We can illustrate this using the following diagram:
\begin{matrix} \textbf{d}\downarrow \textbf{e}\rightarrow& \begin{bmatrix} 1 & 1 & 1 & 1 & 1 \end{bmatrix} \\ \begin{bmatrix} 1 \\ 1 \\ 1 \\ 1 \\ 1 \end{bmatrix} & \begin{bmatrix} 1 & 1 & 1 & 1 & 1 \\ 1 & 1 & 1 & 1 & 1 \\ 1 & 1 & 1 & 1 & 1 \\ 1 & 1 & 1 & 1 & 1 \\ 1 & 1 & 1 & 1 & 1 \end{bmatrix}\\ \end{matrix}

We can now extrapolate how sparse decoders will affect the full connection weight matrix. Let’s set all decoders except for the first row to 0:

\begin{matrix} \textbf{d}\downarrow \textbf{e}\rightarrow& \begin{bmatrix} 1 & 1 & 1 & 1 & 1 \end{bmatrix} \\ \begin{bmatrix} 1 \\ 0 \\ 0 \\ 0 \\ 0 \end{bmatrix} & \begin{bmatrix} 1 & 1 & 1 & 1 & 1 \\ 0 & 0 & 0 & 0 & 0 \\ 0 & 0 & 0 & 0 & 0 \\ 0 & 0 & 0 & 0 & 0 \\ 0 & 0 & 0 & 0 & 0 \end{bmatrix}\\ \end{matrix}

What does this result tell us?

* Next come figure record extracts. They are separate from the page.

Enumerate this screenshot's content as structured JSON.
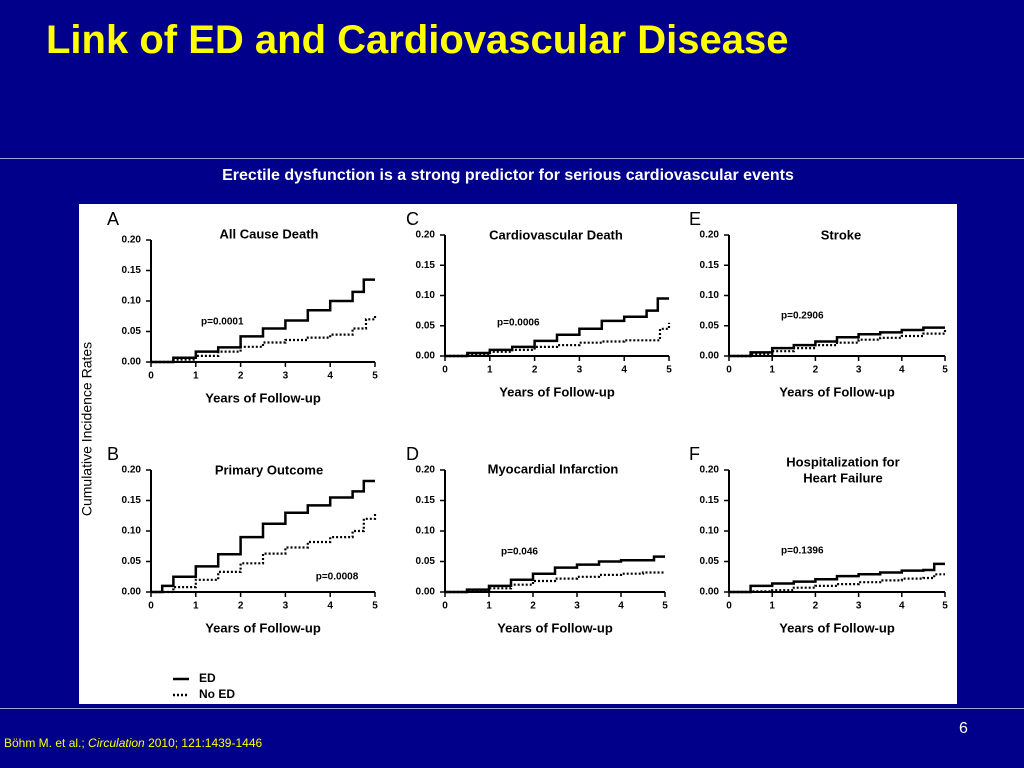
{
  "slide": {
    "title": "Link of ED and Cardiovascular Disease",
    "subtitle": "Erectile dysfunction is a strong predictor for serious cardiovascular events",
    "page_number": "6",
    "citation": {
      "authors": "Böhm M. et al.; ",
      "journal": "Circulation",
      "details": " 2010; 121:1439-1446"
    }
  },
  "colors": {
    "background": "#00008B",
    "title": "#FFFF00",
    "subtitle": "#FFFFFF",
    "panel_bg": "#FFFFFF",
    "ink": "#000000"
  },
  "figure": {
    "shared_ylabel": "Cumulative Incidence Rates",
    "legend": {
      "items": [
        {
          "label": "ED",
          "style": "solid"
        },
        {
          "label": "No ED",
          "style": "dotted"
        }
      ]
    }
  },
  "chart_data": [
    {
      "panel_letter": "A",
      "title": "All Cause Death",
      "type": "line",
      "xlabel": "Years of Follow-up",
      "ylabel": "Cumulative Incidence Rates",
      "xlim": [
        0,
        5
      ],
      "ylim": [
        0,
        0.2
      ],
      "xticks": [
        "0",
        "1",
        "2",
        "3",
        "4",
        "5"
      ],
      "yticks": [
        "0.00",
        "0.05",
        "0.10",
        "0.15",
        "0.20"
      ],
      "pvalue": "p=0.0001",
      "series": [
        {
          "name": "ED",
          "style": "solid",
          "x": [
            0,
            0.5,
            1,
            1.5,
            2,
            2.5,
            3,
            3.5,
            4,
            4.5,
            4.75,
            5
          ],
          "y": [
            0,
            0.007,
            0.017,
            0.024,
            0.042,
            0.055,
            0.068,
            0.085,
            0.1,
            0.115,
            0.135,
            0.135
          ]
        },
        {
          "name": "No ED",
          "style": "dotted",
          "x": [
            0,
            0.5,
            1,
            1.5,
            2,
            2.5,
            3,
            3.5,
            4,
            4.5,
            4.8,
            5
          ],
          "y": [
            0,
            0.004,
            0.01,
            0.017,
            0.025,
            0.032,
            0.036,
            0.04,
            0.045,
            0.055,
            0.07,
            0.078
          ]
        }
      ]
    },
    {
      "panel_letter": "B",
      "title": "Primary Outcome",
      "type": "line",
      "xlabel": "Years of Follow-up",
      "ylabel": "Cumulative Incidence Rates",
      "xlim": [
        0,
        5
      ],
      "ylim": [
        0,
        0.2
      ],
      "xticks": [
        "0",
        "1",
        "2",
        "3",
        "4",
        "5"
      ],
      "yticks": [
        "0.00",
        "0.05",
        "0.10",
        "0.15",
        "0.20"
      ],
      "pvalue": "p=0.0008",
      "series": [
        {
          "name": "ED",
          "style": "solid",
          "x": [
            0,
            0.25,
            0.5,
            1,
            1.5,
            2,
            2.5,
            3,
            3.5,
            4,
            4.5,
            4.75,
            5
          ],
          "y": [
            0,
            0.01,
            0.025,
            0.042,
            0.062,
            0.09,
            0.112,
            0.13,
            0.142,
            0.155,
            0.165,
            0.182,
            0.182
          ]
        },
        {
          "name": "No ED",
          "style": "dotted",
          "x": [
            0,
            0.5,
            1,
            1.5,
            2,
            2.5,
            3,
            3.5,
            4,
            4.5,
            4.75,
            5
          ],
          "y": [
            0,
            0.008,
            0.02,
            0.033,
            0.047,
            0.063,
            0.073,
            0.082,
            0.09,
            0.1,
            0.12,
            0.13
          ]
        }
      ]
    },
    {
      "panel_letter": "C",
      "title": "Cardiovascular Death",
      "type": "line",
      "xlabel": "Years of Follow-up",
      "ylabel": "Cumulative Incidence Rates",
      "xlim": [
        0,
        5
      ],
      "ylim": [
        0,
        0.2
      ],
      "xticks": [
        "0",
        "1",
        "2",
        "3",
        "4",
        "5"
      ],
      "yticks": [
        "0.00",
        "0.05",
        "0.10",
        "0.15",
        "0.20"
      ],
      "pvalue": "p=0.0006",
      "series": [
        {
          "name": "ED",
          "style": "solid",
          "x": [
            0,
            0.5,
            1,
            1.5,
            2,
            2.5,
            3,
            3.5,
            4,
            4.5,
            4.75,
            5
          ],
          "y": [
            0,
            0.005,
            0.01,
            0.015,
            0.025,
            0.035,
            0.045,
            0.058,
            0.065,
            0.075,
            0.095,
            0.095
          ]
        },
        {
          "name": "No ED",
          "style": "dotted",
          "x": [
            0,
            0.5,
            1,
            1.5,
            2,
            2.5,
            3,
            3.5,
            4,
            4.5,
            4.8,
            5
          ],
          "y": [
            0,
            0.003,
            0.007,
            0.01,
            0.015,
            0.018,
            0.022,
            0.024,
            0.026,
            0.026,
            0.045,
            0.055
          ]
        }
      ]
    },
    {
      "panel_letter": "D",
      "title": "Myocardial Infarction",
      "type": "line",
      "xlabel": "Years of Follow-up",
      "ylabel": "Cumulative Incidence Rates",
      "xlim": [
        0,
        5
      ],
      "ylim": [
        0,
        0.2
      ],
      "xticks": [
        "0",
        "1",
        "2",
        "3",
        "4",
        "5"
      ],
      "yticks": [
        "0.00",
        "0.05",
        "0.10",
        "0.15",
        "0.20"
      ],
      "pvalue": "p=0.046",
      "series": [
        {
          "name": "ED",
          "style": "solid",
          "x": [
            0,
            0.5,
            1,
            1.5,
            2,
            2.5,
            3,
            3.5,
            4,
            4.5,
            4.75,
            5
          ],
          "y": [
            0,
            0.004,
            0.01,
            0.02,
            0.03,
            0.04,
            0.045,
            0.05,
            0.052,
            0.052,
            0.058,
            0.058
          ]
        },
        {
          "name": "No ED",
          "style": "dotted",
          "x": [
            0,
            0.5,
            1,
            1.5,
            2,
            2.5,
            3,
            3.5,
            4,
            4.5,
            5
          ],
          "y": [
            0,
            0.002,
            0.006,
            0.012,
            0.018,
            0.022,
            0.025,
            0.028,
            0.03,
            0.032,
            0.032
          ]
        }
      ]
    },
    {
      "panel_letter": "E",
      "title": "Stroke",
      "type": "line",
      "xlabel": "Years of Follow-up",
      "ylabel": "Cumulative Incidence Rates",
      "xlim": [
        0,
        5
      ],
      "ylim": [
        0,
        0.2
      ],
      "xticks": [
        "0",
        "1",
        "2",
        "3",
        "4",
        "5"
      ],
      "yticks": [
        "0.00",
        "0.05",
        "0.10",
        "0.15",
        "0.20"
      ],
      "pvalue": "p=0.2906",
      "series": [
        {
          "name": "ED",
          "style": "solid",
          "x": [
            0,
            0.5,
            1,
            1.5,
            2,
            2.5,
            3,
            3.5,
            4,
            4.5,
            5
          ],
          "y": [
            0,
            0.006,
            0.013,
            0.018,
            0.024,
            0.031,
            0.036,
            0.039,
            0.043,
            0.047,
            0.047
          ]
        },
        {
          "name": "No ED",
          "style": "dotted",
          "x": [
            0,
            0.5,
            1,
            1.5,
            2,
            2.5,
            3,
            3.5,
            4,
            4.5,
            5
          ],
          "y": [
            0,
            0.003,
            0.008,
            0.013,
            0.018,
            0.022,
            0.027,
            0.03,
            0.033,
            0.037,
            0.045
          ]
        }
      ]
    },
    {
      "panel_letter": "F",
      "title": "Hospitalization for\nHeart Failure",
      "type": "line",
      "xlabel": "Years of Follow-up",
      "ylabel": "Cumulative Incidence Rates",
      "xlim": [
        0,
        5
      ],
      "ylim": [
        0,
        0.2
      ],
      "xticks": [
        "0",
        "1",
        "2",
        "3",
        "4",
        "5"
      ],
      "yticks": [
        "0.00",
        "0.05",
        "0.10",
        "0.15",
        "0.20"
      ],
      "pvalue": "p=0.1396",
      "series": [
        {
          "name": "ED",
          "style": "solid",
          "x": [
            0,
            0.5,
            1,
            1.5,
            2,
            2.5,
            3,
            3.5,
            4,
            4.5,
            4.75,
            5
          ],
          "y": [
            0,
            0.01,
            0.014,
            0.017,
            0.021,
            0.026,
            0.029,
            0.032,
            0.035,
            0.036,
            0.046,
            0.046
          ]
        },
        {
          "name": "No ED",
          "style": "dotted",
          "x": [
            0,
            0.5,
            1,
            1.5,
            2,
            2.5,
            3,
            3.5,
            4,
            4.5,
            4.75,
            5
          ],
          "y": [
            0,
            0.001,
            0.003,
            0.007,
            0.01,
            0.013,
            0.016,
            0.019,
            0.022,
            0.023,
            0.029,
            0.029
          ]
        }
      ]
    }
  ]
}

It tells us that by setting a bunch of decoders to 0, the result is that the neurons with 0 decoders aren’t connected to anything at all. And the one neuron with a decoder is fully connected to all the neurons in the “post” population. This is… not what you want to achieve (according to your description)

So… what does the weights=True setting on the solver do? It will set the lowest X% of the full connection weights to 0 (and then re-solve the weights). This will accomplish my interpretation of connection sparsity, but there is a caveat. You mentioned:

The Voja rule operates specifically on the encoders of the post population, which in turn requires the connection to use encoders (and decoders) instead of the full weight matrix. This means that using weight=True when calling the solver will not work in this case. It might be possible to generate the weight matrix, sparsify it, then factor it out into encoders and decoders, but that is (in my opinion) mathematically hard to do (or may even be impossible). However, it should be possible to use the Oja rule (on which the Voja rule is based on) with the full (sparsified) weight matrix.

As to whether the learning rule will preserve the sparsity? Technically, even 0 weights can be increased (or decreased) based on the learning rule behaviour. This means that, in theory, the learning rule will not respect the sparsity of the weight matrix. However, in practice, it may be that the 0 weights lead to 0 spikes, which then result in no change to the weight matrix (which then preserves the sparsity). The only way to know for sure is to experiment with it.